PERSONAL DE APOYO
QUASSOLLO INFANZON Gonzalo Emiliano
congresos y reuniones científicas
Título:
Mitochondrial targeted Catalase as a potential antioxidant tool to revert oxidative stress in DS human fibrobasts.
Autor/es:
ZAMPONI EMILIANO; QUASSOLLO GONZALO; PIGINO GUSTAVO; HELGUERA PABLO
Reunión:
Workshop; Ciencia & Vida, Cell Biology Summer cuorse.; 2016
Resumen:
The free radical theory of aging propose that cumulative damage caused by reactive oxygen species ROS is responsible of the functional decline of living systems, leading to diseases and eventually death. A successful longevity murine model was designed based on these concepts, targeting over expression peroxide degrading enzyme catalase to mitochondria (mCAT), the main center of reactive oxygen species (ROS) production.Our group has been studying aging in Down syndrome (DS).

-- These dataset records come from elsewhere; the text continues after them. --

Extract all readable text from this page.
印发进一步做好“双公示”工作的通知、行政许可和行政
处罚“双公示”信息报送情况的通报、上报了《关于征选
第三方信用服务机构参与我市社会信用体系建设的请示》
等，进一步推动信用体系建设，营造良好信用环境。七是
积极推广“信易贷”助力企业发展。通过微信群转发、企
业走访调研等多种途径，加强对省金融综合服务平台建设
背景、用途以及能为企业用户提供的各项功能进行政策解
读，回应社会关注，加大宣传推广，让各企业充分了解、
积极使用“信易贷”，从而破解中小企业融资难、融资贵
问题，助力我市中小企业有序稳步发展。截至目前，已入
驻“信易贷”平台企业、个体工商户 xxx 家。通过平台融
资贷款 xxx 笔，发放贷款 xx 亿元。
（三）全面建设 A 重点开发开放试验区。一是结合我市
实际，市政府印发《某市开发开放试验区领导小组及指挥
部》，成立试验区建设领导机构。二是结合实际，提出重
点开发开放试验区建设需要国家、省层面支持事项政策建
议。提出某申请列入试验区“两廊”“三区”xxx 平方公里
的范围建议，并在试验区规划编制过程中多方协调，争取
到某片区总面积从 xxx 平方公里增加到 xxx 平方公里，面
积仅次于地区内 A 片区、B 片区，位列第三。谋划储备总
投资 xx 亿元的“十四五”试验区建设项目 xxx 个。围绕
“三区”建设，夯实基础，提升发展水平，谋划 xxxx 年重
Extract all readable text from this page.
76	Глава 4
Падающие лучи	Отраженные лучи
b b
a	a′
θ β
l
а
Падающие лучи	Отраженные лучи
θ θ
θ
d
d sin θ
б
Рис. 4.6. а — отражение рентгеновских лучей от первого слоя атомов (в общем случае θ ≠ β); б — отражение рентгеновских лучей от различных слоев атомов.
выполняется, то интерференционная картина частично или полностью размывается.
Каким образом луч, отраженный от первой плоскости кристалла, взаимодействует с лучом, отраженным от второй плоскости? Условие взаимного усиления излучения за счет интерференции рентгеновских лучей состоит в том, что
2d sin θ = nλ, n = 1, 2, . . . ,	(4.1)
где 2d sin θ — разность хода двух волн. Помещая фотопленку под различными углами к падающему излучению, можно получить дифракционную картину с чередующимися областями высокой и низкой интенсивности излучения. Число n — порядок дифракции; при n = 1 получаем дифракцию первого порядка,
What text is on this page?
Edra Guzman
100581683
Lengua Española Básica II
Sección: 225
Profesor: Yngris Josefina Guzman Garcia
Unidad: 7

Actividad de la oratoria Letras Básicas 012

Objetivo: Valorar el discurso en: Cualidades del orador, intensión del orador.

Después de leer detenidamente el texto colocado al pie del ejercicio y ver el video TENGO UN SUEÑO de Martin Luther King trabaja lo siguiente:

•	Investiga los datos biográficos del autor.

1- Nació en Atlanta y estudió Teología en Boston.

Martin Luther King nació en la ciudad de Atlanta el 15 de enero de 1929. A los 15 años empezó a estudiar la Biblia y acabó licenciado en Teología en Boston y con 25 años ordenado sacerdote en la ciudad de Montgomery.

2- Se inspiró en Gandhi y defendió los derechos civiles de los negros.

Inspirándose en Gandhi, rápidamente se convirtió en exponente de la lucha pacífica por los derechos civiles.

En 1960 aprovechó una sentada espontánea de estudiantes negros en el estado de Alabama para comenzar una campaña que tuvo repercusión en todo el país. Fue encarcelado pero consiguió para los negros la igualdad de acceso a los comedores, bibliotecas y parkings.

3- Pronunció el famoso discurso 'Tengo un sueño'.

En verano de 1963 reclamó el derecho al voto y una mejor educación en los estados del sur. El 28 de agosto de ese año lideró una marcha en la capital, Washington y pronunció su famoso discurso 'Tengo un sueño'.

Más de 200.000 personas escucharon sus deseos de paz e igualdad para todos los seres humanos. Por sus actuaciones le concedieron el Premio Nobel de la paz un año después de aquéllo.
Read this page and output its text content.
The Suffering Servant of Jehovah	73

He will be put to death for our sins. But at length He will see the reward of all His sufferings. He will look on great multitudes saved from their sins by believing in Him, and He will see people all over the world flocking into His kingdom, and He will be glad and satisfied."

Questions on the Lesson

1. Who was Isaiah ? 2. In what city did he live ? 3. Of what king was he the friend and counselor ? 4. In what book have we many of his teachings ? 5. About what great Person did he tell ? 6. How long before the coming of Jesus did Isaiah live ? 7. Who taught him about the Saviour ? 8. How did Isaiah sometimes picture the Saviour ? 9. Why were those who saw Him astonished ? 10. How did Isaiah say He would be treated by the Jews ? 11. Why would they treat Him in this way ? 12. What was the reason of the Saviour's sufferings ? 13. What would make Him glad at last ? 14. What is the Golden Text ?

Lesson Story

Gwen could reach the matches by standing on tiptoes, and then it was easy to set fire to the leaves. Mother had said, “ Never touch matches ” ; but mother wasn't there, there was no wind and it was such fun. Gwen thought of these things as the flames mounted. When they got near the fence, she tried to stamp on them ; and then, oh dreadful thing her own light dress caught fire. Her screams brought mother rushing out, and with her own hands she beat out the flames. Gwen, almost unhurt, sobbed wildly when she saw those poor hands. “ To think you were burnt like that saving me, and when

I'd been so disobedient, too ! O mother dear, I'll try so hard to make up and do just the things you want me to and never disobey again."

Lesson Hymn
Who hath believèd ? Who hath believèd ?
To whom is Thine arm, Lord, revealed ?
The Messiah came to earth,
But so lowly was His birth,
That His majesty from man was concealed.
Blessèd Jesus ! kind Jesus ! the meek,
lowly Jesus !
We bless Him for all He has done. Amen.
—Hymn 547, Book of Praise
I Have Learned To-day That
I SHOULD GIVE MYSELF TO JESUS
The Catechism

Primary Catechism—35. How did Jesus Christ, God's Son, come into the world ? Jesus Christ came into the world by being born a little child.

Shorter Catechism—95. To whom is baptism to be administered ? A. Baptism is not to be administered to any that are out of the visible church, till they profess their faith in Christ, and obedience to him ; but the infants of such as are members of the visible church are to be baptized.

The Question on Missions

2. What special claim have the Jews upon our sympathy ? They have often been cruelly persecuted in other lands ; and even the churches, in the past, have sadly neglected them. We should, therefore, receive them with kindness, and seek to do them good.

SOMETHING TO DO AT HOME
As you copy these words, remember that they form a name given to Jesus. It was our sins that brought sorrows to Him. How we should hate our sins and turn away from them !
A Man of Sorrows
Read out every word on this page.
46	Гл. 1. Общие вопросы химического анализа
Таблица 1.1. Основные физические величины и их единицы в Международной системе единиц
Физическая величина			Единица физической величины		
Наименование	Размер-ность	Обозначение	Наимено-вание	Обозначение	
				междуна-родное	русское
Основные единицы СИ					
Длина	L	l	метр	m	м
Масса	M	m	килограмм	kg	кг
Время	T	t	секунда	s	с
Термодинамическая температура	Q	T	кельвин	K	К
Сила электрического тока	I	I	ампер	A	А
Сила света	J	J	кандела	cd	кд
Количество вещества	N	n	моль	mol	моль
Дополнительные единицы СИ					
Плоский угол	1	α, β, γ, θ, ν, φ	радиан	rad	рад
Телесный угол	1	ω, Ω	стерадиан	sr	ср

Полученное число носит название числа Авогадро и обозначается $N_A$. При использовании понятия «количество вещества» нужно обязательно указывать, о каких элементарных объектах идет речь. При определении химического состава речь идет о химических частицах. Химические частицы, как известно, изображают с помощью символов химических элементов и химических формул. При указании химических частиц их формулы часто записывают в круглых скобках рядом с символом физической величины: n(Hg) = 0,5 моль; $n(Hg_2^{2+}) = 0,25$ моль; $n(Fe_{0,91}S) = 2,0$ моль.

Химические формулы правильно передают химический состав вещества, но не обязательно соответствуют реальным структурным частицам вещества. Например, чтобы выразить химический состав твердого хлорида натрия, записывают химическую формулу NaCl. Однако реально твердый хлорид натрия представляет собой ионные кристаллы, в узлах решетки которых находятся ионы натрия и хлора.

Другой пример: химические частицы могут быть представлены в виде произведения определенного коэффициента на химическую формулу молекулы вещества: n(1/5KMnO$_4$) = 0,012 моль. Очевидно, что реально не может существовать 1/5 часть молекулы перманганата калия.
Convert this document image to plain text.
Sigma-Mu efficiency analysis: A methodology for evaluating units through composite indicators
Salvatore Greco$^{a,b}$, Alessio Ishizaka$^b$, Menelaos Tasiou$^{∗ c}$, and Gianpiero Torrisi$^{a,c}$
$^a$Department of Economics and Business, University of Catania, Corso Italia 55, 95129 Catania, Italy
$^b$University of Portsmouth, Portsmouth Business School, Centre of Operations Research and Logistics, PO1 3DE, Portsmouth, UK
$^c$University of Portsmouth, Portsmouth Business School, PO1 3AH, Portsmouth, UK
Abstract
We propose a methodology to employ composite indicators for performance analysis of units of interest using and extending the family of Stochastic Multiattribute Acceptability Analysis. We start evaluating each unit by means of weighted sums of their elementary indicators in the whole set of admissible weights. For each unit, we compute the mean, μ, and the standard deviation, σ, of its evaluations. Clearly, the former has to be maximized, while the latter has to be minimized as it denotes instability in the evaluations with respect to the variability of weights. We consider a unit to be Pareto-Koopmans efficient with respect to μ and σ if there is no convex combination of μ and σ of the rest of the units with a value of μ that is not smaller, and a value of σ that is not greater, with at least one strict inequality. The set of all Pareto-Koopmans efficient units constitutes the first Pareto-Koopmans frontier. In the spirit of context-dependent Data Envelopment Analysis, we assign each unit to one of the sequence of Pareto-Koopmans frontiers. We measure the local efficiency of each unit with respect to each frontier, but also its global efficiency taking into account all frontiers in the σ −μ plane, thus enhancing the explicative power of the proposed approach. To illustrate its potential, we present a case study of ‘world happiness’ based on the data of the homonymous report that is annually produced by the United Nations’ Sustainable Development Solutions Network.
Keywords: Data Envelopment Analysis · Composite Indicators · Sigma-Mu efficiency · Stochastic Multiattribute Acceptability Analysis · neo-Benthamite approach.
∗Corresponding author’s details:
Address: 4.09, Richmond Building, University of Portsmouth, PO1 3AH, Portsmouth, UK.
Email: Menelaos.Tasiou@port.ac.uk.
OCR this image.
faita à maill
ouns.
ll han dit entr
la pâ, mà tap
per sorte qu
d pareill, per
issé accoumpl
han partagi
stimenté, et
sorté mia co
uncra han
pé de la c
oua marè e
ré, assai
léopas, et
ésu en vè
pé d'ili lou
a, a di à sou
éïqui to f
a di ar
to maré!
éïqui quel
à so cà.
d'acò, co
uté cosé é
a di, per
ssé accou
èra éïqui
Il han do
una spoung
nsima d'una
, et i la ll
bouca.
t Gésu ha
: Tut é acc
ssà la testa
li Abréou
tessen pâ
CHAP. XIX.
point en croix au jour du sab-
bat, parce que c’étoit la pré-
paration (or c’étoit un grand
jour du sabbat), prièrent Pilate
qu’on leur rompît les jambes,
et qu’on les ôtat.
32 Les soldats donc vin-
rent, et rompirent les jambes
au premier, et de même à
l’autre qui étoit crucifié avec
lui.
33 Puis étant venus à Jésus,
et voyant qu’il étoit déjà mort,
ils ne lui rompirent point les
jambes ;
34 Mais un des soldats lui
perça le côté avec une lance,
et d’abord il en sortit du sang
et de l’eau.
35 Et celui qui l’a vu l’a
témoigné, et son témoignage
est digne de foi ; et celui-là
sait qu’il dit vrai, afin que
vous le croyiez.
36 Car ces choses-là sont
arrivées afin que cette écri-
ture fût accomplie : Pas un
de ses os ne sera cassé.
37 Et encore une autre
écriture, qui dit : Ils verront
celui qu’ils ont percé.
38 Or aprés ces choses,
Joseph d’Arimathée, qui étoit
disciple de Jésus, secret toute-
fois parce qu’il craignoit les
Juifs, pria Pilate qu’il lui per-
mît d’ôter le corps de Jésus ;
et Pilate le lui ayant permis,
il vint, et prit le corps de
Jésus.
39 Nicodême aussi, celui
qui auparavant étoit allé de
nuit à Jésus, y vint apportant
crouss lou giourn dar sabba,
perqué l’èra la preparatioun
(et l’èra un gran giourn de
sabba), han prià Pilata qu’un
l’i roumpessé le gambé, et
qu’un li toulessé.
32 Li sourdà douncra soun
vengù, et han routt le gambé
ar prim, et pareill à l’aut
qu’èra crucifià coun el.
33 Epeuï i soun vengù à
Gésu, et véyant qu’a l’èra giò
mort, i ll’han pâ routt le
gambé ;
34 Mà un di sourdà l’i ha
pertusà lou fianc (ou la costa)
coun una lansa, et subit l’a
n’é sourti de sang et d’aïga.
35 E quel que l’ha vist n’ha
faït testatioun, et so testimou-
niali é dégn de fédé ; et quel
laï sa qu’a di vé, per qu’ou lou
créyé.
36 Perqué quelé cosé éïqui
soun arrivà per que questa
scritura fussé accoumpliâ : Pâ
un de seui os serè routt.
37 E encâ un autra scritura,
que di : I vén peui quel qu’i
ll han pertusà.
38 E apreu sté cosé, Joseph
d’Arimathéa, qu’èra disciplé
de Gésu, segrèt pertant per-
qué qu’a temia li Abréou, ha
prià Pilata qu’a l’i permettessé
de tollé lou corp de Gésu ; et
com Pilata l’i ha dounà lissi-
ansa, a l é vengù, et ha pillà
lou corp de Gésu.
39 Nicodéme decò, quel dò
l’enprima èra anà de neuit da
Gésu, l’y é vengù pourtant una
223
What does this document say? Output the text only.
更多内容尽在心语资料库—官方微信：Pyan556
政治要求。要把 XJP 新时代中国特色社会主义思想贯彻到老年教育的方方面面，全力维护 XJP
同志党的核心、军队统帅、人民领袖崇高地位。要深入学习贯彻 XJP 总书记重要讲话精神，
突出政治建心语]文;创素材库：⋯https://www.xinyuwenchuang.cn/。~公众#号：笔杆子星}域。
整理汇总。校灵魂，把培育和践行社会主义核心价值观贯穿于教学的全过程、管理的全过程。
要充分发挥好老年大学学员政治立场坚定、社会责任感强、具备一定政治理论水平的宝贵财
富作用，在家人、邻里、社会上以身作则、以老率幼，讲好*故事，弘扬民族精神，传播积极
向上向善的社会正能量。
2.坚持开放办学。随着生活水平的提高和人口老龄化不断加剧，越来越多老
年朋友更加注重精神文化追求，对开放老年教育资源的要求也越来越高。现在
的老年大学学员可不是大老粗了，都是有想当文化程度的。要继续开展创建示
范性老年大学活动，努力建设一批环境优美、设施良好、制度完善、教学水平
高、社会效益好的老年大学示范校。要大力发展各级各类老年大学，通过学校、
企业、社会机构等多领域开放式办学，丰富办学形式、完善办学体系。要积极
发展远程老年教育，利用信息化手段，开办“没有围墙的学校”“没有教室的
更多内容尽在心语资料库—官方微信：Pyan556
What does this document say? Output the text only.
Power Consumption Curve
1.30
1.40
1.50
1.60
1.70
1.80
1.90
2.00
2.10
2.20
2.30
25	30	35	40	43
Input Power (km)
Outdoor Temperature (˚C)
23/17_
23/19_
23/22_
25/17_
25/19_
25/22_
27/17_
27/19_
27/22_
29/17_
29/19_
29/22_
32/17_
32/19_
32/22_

We have described for DS cells chronic oxidative stress associated with mitochondrial dysfunction that ends up compromising cellular functions, associated to transcriptome showint active antioxidant systems Nrf2 pathway, a master regulator of antioxidant response elements (ARE).Here we are presenting the characterization of mCAT expression in DS cells, using a lentiviral system. The strategy was efficient in decreasing mitochondrial chronic oxidative damage, restoring mitochondrial membrane potential and recovering the organelle's structure in these cells. We observed that mitochondrial dysfunction affected DS fibroblasts migration capacity and that mCAT rescued this parameter, too. Finally we explored Nrf2 pathway activation in DS fibroblasts, confirmed its upstream regulators, and observed that mCAT activity impacted the cellular stress response diminishing Nrf2 stabilization and nuclear translocation.